Maybe "obvious" was the wrong word there. What we meant to say was that would be the typical route people would go, doing the common, well-known, risk-averse thing.
The premise of articles like this annoys me. It reeks of "we are too smart to use databases", "json is good enough for us", when anyone that works with data to any large extent knows that json is just a pain and we only have to deal with it because the front end is enamored with because "readable" and "javascript".
In particular you've designed a very complicated system: Operationally you need an etcd cluster and a tailetc cluster. Code-wise you now have to maintain your own transaction-aware caching layer on top of etcd (https://github.com/tailscale/tailetc/blob/main/tailetc.go). That's quite a brave task considering how many databases fail at Jepsen. Have you tried running Jepsen tests on tailetc yourself? You also mentioned a secondary index system which I assume is built on top of tailetc again? How does that interact with tailetc?

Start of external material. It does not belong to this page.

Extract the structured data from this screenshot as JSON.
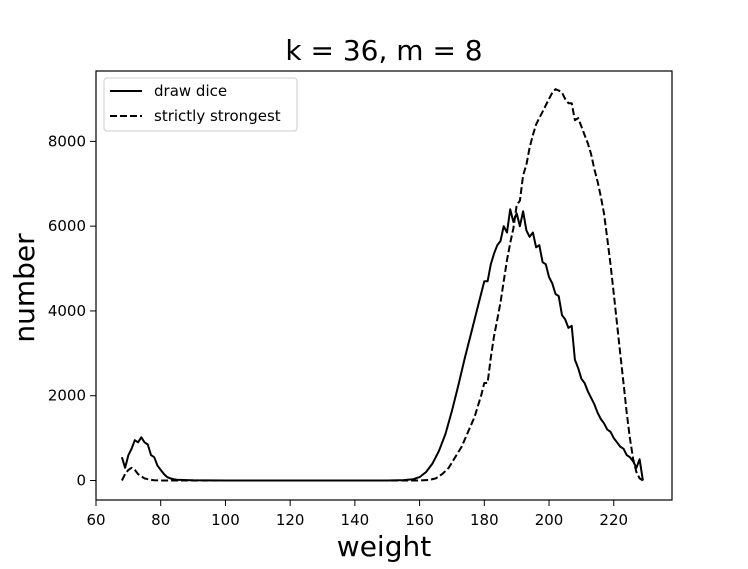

Considering that high-availability was not a requirement and that the main problem with the previous solution was performance ("writes went from nearly a second (sometimes worse!) to milliseconds") it looks like a simple server with SQLite + some indexes could have gotten you quite far.
We don't really get the full overview from a short blog post like this though so maybe it turns out to be a great solution for you. The code quality itself looks great and it seems that you have thought about all of the hard problems.